In the morning of 31-01-1973, the NVA used 130mm artillery, 122mm rockets and 107mm rockets to shell continuously on the Navy Base Cua Viet. Their tanks, accompanied by infantry, then attacked the Company 2 defensive line. Right at the first minute of the Tank battle, Captain Le Ba Nam (of Class 20 Thu Duc Military school) bravely commanded his M48 Tank Squadron to destroy a number of NVA T54 Tanks and PT76 tanks. Their formation was ruptured. However, other waves of NVA tanks appeared. They tried to annihilate our Special Force Tango.
The NVA firepower was so powerful while our fire supports were only based on three Artillery Battalions and a 155mm Artillery Company from I Corps Artillery Mobile Battalion 101. The VN Navy did appear in the sea but then lackadaisically sailed and then disappeared. There was no intervention from the VNAF! Why did the A37 and F5-E squadrons not come and refute the NVA's crude violations of the cease-fire?
After 24 hours of defending the base, Major Pham Van Tien had to decide by himself, to continue combat and at the same time withdraw to conserve the unit. This is because no one dared to speak out, except for the very passive attitude. It was obvious that they wanted the Four-Sides Committee to solve the violation! Major Tran Van Hop asked me to stop the withdrawal unit and together, establish a defensive line to block their chase. I disagreed with him because I believed that my Company alone was able to stop them. Platoon 12 of 2nd Lieutenant Tang fired the T54 tanks with M72 LAWs at the NVA first and caused a break in their column. They began to decelerate.
After the Special Force Tango had safely retreated to the back, Major Tran Van Hop ordered me to abandon my position and retreat 3km to the back. My Company then positioned near the 155mm Howitzer unit which had been counter-shelled and completely destroyed by the NVA artillery. It was likely that the 2nd Battalion Commander had feared that he might lose me.

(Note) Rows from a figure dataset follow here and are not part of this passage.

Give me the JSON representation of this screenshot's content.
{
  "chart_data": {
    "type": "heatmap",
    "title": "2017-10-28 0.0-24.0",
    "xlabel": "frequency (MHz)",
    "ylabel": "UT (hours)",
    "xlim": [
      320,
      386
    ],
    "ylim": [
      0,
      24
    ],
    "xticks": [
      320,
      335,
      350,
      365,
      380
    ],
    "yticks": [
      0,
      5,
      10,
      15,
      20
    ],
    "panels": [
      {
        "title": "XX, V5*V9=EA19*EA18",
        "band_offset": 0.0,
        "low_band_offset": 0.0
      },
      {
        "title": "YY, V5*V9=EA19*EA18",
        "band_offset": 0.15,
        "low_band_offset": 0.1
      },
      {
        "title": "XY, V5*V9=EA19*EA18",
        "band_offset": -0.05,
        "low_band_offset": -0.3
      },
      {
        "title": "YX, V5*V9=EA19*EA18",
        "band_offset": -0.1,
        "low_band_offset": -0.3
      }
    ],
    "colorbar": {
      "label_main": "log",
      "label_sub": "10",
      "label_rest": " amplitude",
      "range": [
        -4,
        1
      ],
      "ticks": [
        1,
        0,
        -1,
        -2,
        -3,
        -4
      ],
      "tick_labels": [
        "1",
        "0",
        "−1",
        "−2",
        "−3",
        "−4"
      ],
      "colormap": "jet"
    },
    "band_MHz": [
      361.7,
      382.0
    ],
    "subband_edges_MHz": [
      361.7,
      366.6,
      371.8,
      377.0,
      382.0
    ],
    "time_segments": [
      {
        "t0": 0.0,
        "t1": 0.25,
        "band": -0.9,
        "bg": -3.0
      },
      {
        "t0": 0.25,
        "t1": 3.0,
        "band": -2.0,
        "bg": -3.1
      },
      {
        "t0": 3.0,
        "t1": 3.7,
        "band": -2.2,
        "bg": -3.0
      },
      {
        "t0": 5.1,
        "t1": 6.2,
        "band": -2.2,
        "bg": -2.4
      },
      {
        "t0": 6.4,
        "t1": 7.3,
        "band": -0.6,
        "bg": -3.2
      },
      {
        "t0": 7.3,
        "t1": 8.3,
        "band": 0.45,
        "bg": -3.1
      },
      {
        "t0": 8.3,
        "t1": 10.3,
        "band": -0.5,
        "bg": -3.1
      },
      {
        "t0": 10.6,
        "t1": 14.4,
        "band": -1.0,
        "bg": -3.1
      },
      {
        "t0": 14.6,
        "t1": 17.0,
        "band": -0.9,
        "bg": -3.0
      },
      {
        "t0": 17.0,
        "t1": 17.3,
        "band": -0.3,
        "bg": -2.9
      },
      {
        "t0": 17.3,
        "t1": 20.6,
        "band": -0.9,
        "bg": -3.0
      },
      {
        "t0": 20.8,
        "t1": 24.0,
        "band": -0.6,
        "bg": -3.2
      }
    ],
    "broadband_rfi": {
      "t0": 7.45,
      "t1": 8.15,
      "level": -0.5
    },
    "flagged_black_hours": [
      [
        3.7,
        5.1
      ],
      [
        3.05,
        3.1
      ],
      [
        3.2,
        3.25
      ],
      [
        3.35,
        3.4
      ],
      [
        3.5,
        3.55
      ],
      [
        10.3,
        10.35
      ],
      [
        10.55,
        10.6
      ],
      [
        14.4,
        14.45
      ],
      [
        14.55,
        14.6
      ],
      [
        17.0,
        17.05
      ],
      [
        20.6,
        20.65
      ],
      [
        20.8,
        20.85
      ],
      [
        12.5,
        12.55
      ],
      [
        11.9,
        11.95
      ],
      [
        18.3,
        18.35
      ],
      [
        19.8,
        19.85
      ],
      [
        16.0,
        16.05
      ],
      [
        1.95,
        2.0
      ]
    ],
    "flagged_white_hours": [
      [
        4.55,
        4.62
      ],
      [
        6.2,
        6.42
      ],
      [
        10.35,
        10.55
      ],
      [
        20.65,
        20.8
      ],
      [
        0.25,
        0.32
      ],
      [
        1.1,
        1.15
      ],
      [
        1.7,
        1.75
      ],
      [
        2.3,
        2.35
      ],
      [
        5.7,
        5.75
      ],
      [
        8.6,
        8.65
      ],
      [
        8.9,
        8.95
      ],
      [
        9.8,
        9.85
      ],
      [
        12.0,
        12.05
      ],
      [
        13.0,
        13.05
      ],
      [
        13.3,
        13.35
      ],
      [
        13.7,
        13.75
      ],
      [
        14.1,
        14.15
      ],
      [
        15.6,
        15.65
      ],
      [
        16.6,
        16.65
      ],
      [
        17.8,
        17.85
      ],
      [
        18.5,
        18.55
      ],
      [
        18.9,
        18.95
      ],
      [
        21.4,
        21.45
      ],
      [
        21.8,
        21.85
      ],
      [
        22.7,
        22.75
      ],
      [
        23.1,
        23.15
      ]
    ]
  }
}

In the morning of 01-02-1973, Captain Mai Van Hieu (of the same class with me in the Dalat Military Academy) led his Company 3 of the 4th Battalion to replace my Company.
My Company moved to Gia Dang 1 to protect Special Task Force Tango headquarters of Colonel Nguyen Thanh Tri. The remaining companies of the 2nd Battalion moved to the Division Headquarters at Huong Dien so that Companies 2 and 4 could be resupplied in manpower.
On the first day of the Lunar New Year, 1973, Brigadier General Bui The Lan arrived by helicopter at the Special Task Force Headquarters to wish and console the Task Force. Standing in the ranks, I heard the General speaking: "Although we were not strategically successful, we politically were!" Truly I would like to use this statement as to share my communion and sentiment with more sadness than joy with Major Pham Van Tien, a senior and a courageous, respectable commander of mine.